Why Todd Pugh gave up $115,000 and you should, too

Why Todd Pugh gave up $115,000 and you should, too

Editor Chuck Bowen got to spend a day at Enviroscapes in Ohio.

January 13, 2015

Chuck Bowen

Last month, I got the chance to spend a day with Todd Pugh and his team at Enviroscapes in the bucolic town of Louisville, Ohio. He’d invited me down to speak at his annual Growing Day, when he brings everyone in to the main office and offers some professional development, networking and delicious barbecue.

As I sat in the barn with the nearly 200 employees who had come in from multiple branches, I marveled at the dedication Todd has to make sure his employees understood where the company is today and where it’s going in the future.

The day’s speakers ranged from the tactical – the company that manages Enviroscapes’ 401(k) plans discussed personal finances, and how to budget on a seasonal salary – to the high-level – former CEO of Husqvarna Dave Zerfoss and his wife, Barb, covered how to set long-term goals and work toward them.

Hanging above everyone were giant photographs of employees that listed where they started with the company and where they are now.
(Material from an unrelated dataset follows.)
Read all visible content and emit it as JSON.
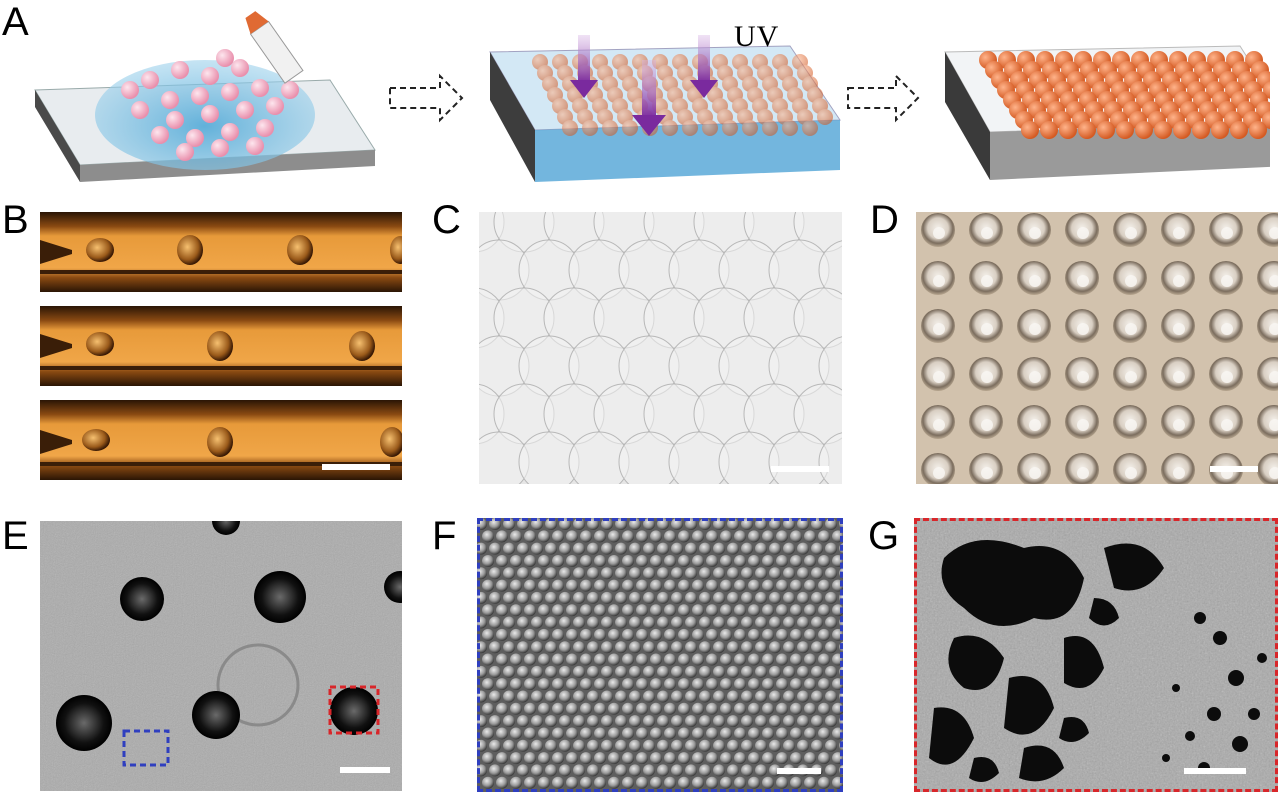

Faces of men and women who came in as laborers or crew leaders and now work as account managers and foremen smiled down.

Todd started like many contractors: He lived in his parent’s basement and would buy any kind of truck he could get at an auction for $2,000. Now he’s got a network of branches with shiny new Ford Super Duties sitting outside. (Presumably, he no longer lives in his parents’ basement; I didn’t ask.) Enviroscapes has 190 employees and this year did just north of $14 million in revenue. The one day cost it about $115,000 in payroll and lost revenue, not counting the barbecue and coffee.

But the message Todd sent was clear: In the next few years, he wants to boost that $14 million by 30 percent, and everyone wearing bright yellow safety vests is a part of that. They’re vital to the current success of the company, and there is opportunity and growth for them personally and professionally if they stay.

Whether or not you spend the next few months dealing with snow, winter is a great time to slow down and focus on the development of yourself, your team and your company. You don’t have to shut everything down for a whole day, but take some amount of time to sit back and think about where you’re headed. Then – and this is the most important part – you have to share that vision with your employees and let them know what they can do to help you get there. Show them the opportunity and they’ll help you grow.